If you are considering early entry then the pupil needs to have reached their full potential i.e. they would obtain the same grade that they would if they had taken the exam in Y11. However if the GCSE you want to take early is an A level subject that may not be a good idea because there will be a study gap if they haven''t studied for a year.

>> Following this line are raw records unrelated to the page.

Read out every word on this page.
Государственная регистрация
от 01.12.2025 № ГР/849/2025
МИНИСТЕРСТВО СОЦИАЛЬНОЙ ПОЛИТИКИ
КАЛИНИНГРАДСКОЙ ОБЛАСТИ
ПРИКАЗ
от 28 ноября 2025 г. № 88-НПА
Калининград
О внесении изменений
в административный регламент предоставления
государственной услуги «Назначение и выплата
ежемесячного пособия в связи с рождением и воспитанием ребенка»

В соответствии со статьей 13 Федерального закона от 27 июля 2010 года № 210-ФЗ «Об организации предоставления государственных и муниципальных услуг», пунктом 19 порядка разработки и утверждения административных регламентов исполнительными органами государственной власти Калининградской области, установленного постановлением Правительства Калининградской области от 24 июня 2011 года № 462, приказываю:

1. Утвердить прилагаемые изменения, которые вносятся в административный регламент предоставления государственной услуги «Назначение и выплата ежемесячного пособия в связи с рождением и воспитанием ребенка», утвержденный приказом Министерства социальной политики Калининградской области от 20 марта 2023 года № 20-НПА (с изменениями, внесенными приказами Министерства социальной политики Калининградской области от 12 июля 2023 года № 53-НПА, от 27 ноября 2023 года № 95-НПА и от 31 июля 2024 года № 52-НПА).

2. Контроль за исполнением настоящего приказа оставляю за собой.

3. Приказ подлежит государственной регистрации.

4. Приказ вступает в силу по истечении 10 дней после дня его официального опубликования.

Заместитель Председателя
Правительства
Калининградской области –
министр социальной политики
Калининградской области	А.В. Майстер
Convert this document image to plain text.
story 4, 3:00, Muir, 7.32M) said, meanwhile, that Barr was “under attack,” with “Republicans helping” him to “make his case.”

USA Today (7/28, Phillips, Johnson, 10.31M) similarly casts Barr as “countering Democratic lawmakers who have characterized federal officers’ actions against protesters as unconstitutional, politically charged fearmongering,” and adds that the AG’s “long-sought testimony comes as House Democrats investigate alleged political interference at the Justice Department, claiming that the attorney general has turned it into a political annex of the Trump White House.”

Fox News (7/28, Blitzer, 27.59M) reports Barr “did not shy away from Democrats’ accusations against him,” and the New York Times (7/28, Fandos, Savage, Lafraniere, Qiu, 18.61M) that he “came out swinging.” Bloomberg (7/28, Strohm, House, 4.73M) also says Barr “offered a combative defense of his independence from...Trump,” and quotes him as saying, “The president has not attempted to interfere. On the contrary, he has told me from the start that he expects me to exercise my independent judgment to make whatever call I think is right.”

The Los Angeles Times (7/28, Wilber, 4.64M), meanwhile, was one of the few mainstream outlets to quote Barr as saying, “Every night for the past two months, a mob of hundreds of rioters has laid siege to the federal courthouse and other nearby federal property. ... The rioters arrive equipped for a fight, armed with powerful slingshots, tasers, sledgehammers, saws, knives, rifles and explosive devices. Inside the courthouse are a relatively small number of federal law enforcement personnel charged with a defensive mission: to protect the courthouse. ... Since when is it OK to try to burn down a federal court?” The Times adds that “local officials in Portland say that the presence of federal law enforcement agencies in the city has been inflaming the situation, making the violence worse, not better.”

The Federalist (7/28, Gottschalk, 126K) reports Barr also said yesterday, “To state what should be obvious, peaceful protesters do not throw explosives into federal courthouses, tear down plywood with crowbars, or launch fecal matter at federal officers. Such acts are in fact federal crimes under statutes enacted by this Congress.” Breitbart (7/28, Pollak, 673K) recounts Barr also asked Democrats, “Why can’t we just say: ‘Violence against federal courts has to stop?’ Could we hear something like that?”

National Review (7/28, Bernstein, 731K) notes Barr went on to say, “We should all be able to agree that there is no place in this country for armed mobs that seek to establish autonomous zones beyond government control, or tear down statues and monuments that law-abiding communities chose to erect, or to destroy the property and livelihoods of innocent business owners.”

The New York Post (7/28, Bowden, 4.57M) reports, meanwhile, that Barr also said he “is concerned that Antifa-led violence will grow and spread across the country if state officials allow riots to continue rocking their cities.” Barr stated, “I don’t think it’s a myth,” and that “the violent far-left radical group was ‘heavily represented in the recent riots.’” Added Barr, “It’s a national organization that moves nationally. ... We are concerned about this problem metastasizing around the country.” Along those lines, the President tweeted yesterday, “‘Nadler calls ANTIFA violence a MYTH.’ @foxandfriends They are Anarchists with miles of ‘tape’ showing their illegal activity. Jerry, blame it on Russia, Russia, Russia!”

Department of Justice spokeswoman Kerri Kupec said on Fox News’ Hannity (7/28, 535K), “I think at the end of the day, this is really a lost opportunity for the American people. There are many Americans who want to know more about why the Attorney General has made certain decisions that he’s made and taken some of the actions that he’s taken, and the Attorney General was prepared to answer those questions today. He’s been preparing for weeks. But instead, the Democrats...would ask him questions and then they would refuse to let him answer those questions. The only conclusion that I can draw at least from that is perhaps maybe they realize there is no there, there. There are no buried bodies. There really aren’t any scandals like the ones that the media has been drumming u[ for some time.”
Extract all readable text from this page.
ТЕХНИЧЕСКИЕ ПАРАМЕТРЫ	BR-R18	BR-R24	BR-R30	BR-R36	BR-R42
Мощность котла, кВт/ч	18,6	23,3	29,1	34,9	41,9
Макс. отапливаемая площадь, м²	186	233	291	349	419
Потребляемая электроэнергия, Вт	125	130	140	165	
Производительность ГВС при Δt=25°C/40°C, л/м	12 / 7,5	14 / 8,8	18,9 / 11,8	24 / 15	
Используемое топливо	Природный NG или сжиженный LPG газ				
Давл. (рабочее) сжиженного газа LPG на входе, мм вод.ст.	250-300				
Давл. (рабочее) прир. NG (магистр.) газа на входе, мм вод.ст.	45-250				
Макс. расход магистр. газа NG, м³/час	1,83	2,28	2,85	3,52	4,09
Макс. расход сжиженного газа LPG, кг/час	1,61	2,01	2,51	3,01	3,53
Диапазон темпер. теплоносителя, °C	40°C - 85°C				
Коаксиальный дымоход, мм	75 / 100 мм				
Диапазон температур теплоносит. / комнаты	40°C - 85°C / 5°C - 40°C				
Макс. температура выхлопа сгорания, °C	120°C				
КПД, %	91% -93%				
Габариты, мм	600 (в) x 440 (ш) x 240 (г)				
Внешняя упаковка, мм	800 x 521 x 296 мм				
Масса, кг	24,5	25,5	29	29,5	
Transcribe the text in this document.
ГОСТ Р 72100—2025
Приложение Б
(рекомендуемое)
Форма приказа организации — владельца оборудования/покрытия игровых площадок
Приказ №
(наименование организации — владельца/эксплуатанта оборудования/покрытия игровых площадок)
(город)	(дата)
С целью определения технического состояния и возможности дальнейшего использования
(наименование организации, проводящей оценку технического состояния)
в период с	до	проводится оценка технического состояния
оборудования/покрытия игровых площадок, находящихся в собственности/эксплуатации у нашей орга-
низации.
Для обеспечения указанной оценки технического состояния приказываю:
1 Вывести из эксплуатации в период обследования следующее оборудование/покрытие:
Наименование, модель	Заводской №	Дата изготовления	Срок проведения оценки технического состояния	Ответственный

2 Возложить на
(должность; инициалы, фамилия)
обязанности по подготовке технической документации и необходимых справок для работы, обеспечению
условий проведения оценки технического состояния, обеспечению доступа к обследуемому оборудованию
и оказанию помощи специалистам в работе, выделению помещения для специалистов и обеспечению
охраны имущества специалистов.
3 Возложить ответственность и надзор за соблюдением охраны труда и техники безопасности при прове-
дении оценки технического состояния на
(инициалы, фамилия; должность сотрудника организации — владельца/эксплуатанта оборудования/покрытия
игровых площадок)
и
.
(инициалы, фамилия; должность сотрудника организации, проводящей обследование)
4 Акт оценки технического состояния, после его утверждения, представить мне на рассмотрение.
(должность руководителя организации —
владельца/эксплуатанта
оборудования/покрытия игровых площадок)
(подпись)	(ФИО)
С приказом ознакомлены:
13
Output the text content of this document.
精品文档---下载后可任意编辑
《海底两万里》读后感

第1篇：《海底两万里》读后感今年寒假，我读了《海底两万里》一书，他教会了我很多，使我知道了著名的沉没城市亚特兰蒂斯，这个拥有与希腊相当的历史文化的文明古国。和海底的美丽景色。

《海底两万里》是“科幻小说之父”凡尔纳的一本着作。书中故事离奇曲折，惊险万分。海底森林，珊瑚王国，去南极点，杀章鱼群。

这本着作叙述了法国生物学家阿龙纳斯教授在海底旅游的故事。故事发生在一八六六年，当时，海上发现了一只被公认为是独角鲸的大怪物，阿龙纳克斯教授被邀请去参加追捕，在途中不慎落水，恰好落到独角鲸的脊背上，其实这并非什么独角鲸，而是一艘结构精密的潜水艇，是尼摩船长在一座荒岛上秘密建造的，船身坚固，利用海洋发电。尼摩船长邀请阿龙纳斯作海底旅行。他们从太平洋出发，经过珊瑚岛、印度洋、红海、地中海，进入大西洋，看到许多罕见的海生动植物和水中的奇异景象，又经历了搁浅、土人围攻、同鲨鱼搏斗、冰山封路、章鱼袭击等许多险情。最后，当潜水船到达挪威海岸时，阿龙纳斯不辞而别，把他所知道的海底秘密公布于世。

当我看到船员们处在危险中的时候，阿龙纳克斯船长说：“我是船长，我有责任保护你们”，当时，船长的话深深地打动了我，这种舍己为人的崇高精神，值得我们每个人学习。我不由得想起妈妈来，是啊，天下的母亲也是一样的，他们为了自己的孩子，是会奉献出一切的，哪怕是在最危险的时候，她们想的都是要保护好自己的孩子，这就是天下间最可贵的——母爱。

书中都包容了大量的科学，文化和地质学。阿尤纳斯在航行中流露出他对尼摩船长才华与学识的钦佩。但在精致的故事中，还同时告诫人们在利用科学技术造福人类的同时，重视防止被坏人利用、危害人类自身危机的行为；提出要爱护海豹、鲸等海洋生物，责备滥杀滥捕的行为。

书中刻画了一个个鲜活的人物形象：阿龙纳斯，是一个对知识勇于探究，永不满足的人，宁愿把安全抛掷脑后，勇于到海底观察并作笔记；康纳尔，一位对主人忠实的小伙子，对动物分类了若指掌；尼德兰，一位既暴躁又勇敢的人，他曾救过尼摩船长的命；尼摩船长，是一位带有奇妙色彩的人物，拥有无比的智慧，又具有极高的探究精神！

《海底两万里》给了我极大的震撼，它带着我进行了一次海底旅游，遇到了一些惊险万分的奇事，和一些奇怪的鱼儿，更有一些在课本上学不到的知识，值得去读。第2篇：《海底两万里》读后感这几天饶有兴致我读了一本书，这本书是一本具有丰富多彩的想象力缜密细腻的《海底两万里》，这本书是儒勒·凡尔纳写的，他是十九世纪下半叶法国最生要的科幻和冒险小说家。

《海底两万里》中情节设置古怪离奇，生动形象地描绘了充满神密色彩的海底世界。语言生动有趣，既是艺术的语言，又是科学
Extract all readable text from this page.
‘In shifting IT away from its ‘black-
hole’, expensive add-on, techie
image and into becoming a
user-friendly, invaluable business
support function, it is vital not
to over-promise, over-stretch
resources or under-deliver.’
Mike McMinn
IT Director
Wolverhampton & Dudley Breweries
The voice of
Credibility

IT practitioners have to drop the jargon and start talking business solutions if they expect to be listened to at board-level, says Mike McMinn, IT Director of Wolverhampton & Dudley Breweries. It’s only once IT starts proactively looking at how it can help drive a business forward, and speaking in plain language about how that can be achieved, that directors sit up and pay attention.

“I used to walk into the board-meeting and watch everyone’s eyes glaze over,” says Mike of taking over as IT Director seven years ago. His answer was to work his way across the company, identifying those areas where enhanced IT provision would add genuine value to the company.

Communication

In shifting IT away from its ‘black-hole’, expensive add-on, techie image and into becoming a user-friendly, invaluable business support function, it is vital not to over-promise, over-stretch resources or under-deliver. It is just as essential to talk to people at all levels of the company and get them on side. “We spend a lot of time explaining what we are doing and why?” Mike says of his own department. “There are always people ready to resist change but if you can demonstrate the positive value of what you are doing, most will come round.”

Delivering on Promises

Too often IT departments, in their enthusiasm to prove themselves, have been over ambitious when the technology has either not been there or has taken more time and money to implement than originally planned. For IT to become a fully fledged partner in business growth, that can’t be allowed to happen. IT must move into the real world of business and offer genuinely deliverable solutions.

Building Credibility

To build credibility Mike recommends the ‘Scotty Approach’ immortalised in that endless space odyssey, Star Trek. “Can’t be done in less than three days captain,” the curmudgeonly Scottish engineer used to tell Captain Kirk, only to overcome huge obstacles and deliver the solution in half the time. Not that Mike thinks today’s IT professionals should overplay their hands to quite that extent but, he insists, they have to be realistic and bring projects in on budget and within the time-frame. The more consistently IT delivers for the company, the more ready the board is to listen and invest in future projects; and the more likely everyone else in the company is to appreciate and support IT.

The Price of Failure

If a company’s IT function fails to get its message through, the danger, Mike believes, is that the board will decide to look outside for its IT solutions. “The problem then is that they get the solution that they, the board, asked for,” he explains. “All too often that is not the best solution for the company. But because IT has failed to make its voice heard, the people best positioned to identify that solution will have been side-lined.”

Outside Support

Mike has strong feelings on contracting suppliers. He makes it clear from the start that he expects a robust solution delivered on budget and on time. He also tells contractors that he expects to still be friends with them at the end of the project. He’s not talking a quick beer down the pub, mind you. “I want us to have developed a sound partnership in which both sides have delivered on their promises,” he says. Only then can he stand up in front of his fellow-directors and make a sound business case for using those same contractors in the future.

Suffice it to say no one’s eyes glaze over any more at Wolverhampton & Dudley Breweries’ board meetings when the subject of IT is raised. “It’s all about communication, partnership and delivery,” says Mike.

HailSatan Tue 11-Sep-18 21:25:44

No the kids younger and would start A level straight away after so long as they get a C equivalent, it just put it in secondary because it's about GCSE.

OP’s posts: |
TeenTimesTwo Tue 11-Sep-18 21:28:03

No. Pointless.
Is this maths?

If they don't know maths well enough to get an A/7 they won't have good enough grounding for A level anyway.
Furthermore, there is loads more maths than GCSE/A level, much better to go wider into other topics, or do the UK maths challenges.

titchy Tue 11-Sep-18 21:28:54

A C grade at GCSE Is a really poor preparation for A level. Don't. Unless you care more about showing off than what's best for your kid.

HailSatan Tue 11-Sep-18 21:33:09

I literally said they rarely get below A equivalent in mocks but the teacher would be happy to start A levels on a C

OP’s posts: |
haba Tue 11-Sep-18 21:38:46

There aren't any As or Cs now... but I wouldn't be letting my child begin an A level with only a C. Particularly if they'd sat it early.

TeenTimesTwo Tue 11-Sep-18 21:43:01

'rarely get below A equivalent in mocks'

This now leads into - why are they doing so many mocks?
What age are they?
What is the point of doing A level early? How will it benefit the child?
What subject?
Are they in mainstream school or what?

There are other ways to extend than pushing through exams meant for 16 or 18 yos.